Whether it’s B2B or B2C, one sure path to repeat business is making sure your buyer has a memorably pleasant and successful customer service experience with you. If they get that kind of treatment consistently, that’s called a relationship. And those aren’t broken easily.
Social customer service, driven by integrated SRM (social relationship management) technology, is the venue that can effectively connect customers not only to the brand, but to other customers. Positive experiences, once administered, don’t just rest with the recipient. They’re published in the form of public raves and peer-to-peer recommendation, a force far more actionable than push advertising.
What’s more, your customers have come to expect access to you and satisfaction from you using social.

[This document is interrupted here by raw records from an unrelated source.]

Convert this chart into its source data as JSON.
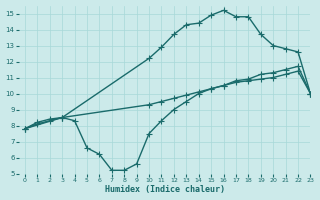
{
  "line1_x": [
    0,
    1,
    2,
    3,
    4,
    5,
    6,
    7,
    8,
    9,
    10,
    11,
    12,
    13,
    14,
    15,
    16,
    17,
    18,
    19,
    20,
    21,
    22,
    23
  ],
  "line1_y": [
    7.8,
    8.2,
    8.4,
    8.5,
    8.3,
    6.6,
    6.2,
    5.2,
    5.2,
    5.6,
    7.5,
    8.3,
    9.0,
    9.5,
    10.0,
    10.3,
    10.5,
    10.8,
    10.9,
    11.2,
    11.3,
    11.5,
    11.7,
    10.0
  ],
  "line2_x": [
    0,
    3,
    10,
    11,
    12,
    13,
    14,
    15,
    16,
    17,
    18,
    19,
    20,
    21,
    22,
    23
  ],
  "line2_y": [
    7.8,
    8.5,
    9.3,
    9.5,
    9.7,
    9.9,
    10.1,
    10.3,
    10.5,
    10.7,
    10.8,
    10.9,
    11.0,
    11.2,
    11.4,
    10.0
  ],
  "line3_x": [
    0,
    1,
    2,
    3,
    10,
    11,
    12,
    13,
    14,
    15,
    16,
    17,
    18,
    19,
    20,
    21,
    22,
    23
  ],
  "line3_y": [
    7.8,
    8.1,
    8.3,
    8.5,
    12.2,
    12.9,
    13.7,
    14.3,
    14.4,
    14.9,
    15.2,
    14.8,
    14.8,
    13.7,
    13.0,
    12.8,
    12.6,
    10.0
  ],
  "line_color": "#1a6b6b",
  "bg_color": "#cceaea",
  "grid_color": "#a8d8d8",
  "xlabel": "Humidex (Indice chaleur)",
  "xlim": [
    -0.5,
    23
  ],
  "ylim": [
    5,
    15.5
  ],
  "yticks": [
    5,
    6,
    7,
    8,
    9,
    10,
    11,
    12,
    13,
    14,
    15
  ],
  "xticks": [
    0,
    1,
    2,
    3,
    4,
    5,
    6,
    7,
    8,
    9,
    10,
    11,
    12,
    13,
    14,
    15,
    16,
    17,
    18,
    19,
    20,
    21,
    22,
    23
  ],
  "marker": "+",
  "markersize": 4,
  "linewidth": 1.0
}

An NM Incite study shows 83% of Twitter users and 71% of Facebook users expect to get an answer from brands the same day they post to them on their social assets. To make sure you’re responding, you’ve got to have a tech platform that’s set up to moderate and alert so you’ll know ASAP a customer needs help.
The more integrated your social enterprise is, the faster you can not only respond, but respond with the answer they’re looking for, because your system is connected to the internal resources that can surface the answer or put wheels in motion to rectify the situation in the shortest amount of time possible.
But if you go to the necessary lengths to make sure your customers feel valued and important, will they really reward you? The study says 71% of consumers who got quick and effective responses from companies they contacted via social were more likely to recommend the brand to their friends and followers.
So yes, sweeping people off their feet pays big dividends in terms of word-of-mouth marketing. But you should be keenly aware of the reverse side of that coin. Give people a negative experience, either in real world or virtual customer service, and that message is highly likely to get amplified through social channels faster and louder.
Only 36% of the NM Incite study’s respondents reported that their problems were solved quickly and effectively. 36%? That’s hardly an impressive number. It gets worse. 10% never got so much as a response - at all. Going back to the relationship analogy, companies that are this deep in the ditch where customer service is concerned are making their girl or boyfriends really easy for a competitor to steal.
Given the technology tools and data available right now for having an intimate knowledge of the customer, what products they’ve purchased, likely problems with those products, effective resolutions to those problems, and follow-up communication to gauge satisfaction, there are fewer excuses than ever for making the lifeblood of your business feel like you couldn’t care less.